Many people at Union Station in Utica on a Tuesday afternoon would be waiting for a bus to get to their next destination. But, it's a different story today and maybe for the next 48 hours as transportation agencies assess the damages done by Hurricane Sandy.
"I wish I had a car now because if I had a car I would be home," said Larry Briggs of Canton, NY.
Briggs was visiting some friends in NYC, but ended up in Utica on his way home.
He says he knew there was a hurricane coming, but he took the chance to travel Monday afternoon.
However, the 52-year-old says he's regretting it now. "I spent the night here.

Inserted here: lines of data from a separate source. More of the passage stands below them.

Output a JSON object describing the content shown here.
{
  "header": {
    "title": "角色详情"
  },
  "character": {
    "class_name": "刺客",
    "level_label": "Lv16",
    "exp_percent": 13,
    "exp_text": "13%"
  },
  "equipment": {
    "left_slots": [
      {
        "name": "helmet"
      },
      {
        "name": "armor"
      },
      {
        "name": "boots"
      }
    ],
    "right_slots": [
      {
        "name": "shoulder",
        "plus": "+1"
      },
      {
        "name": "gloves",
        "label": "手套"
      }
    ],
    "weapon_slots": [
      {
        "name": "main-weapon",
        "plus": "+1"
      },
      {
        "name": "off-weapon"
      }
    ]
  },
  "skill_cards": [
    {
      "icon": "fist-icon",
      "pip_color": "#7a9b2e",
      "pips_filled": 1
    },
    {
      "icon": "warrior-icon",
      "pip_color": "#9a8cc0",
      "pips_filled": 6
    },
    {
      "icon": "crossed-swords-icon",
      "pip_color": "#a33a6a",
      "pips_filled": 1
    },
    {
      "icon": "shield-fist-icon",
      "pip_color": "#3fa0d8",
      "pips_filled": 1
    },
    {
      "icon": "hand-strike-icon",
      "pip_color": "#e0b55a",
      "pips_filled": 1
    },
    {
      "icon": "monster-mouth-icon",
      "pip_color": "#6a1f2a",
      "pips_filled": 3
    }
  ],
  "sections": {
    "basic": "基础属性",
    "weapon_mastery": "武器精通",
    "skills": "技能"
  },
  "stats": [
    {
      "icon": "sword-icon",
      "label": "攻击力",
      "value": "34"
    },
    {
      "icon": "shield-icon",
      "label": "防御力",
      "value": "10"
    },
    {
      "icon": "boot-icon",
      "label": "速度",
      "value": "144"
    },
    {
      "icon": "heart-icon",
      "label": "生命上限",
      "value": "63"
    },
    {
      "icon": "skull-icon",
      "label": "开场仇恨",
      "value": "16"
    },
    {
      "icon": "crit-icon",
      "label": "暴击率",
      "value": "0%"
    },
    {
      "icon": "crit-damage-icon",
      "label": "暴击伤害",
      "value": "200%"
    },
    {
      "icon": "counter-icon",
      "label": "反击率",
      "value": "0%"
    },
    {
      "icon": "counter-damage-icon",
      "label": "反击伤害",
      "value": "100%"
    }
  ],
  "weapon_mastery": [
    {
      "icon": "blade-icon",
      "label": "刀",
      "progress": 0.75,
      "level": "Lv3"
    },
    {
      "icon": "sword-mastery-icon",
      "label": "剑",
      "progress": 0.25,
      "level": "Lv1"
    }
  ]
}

I had to get a motel room," said Briggs.
He says he's taking a bus to Syracuse and he will have to figure out his next move when he gets there.
It's the same story for one 19-year-old from the Bronx visiting his girlfriend in Central New York.
"There is no bus running and Amtrak is running but its only stopping at Albany. So I'm taking a trip to Albany and then I don't know what's next. I probably have to wait a day or two," said Shiek Bacchus.
Both Greyhound and Amtrak has suspended services in the northeast until further notice. Amtrak says only one train is traveling east as far as Albany.
"The bus system is totally shut off. For Greyhound a lot of buses go through New York City. Amtrak has completely shut off to go to NYC because of all tunnels have water in them," said Ed Welsh of AAA.
Welsh says New York City is a junction for most buses, trains and planes traveling up and down the east. Between yesterday and today, 13,000 flights have been cancelled to and from NYC and 500 are already cancelled for tomorrow.
"According to the airport council international, they claim it may be up to a week before the New York City airports are back to normal operations," said Welsh.
AAA encourages customers to monitor services for the next couple of days.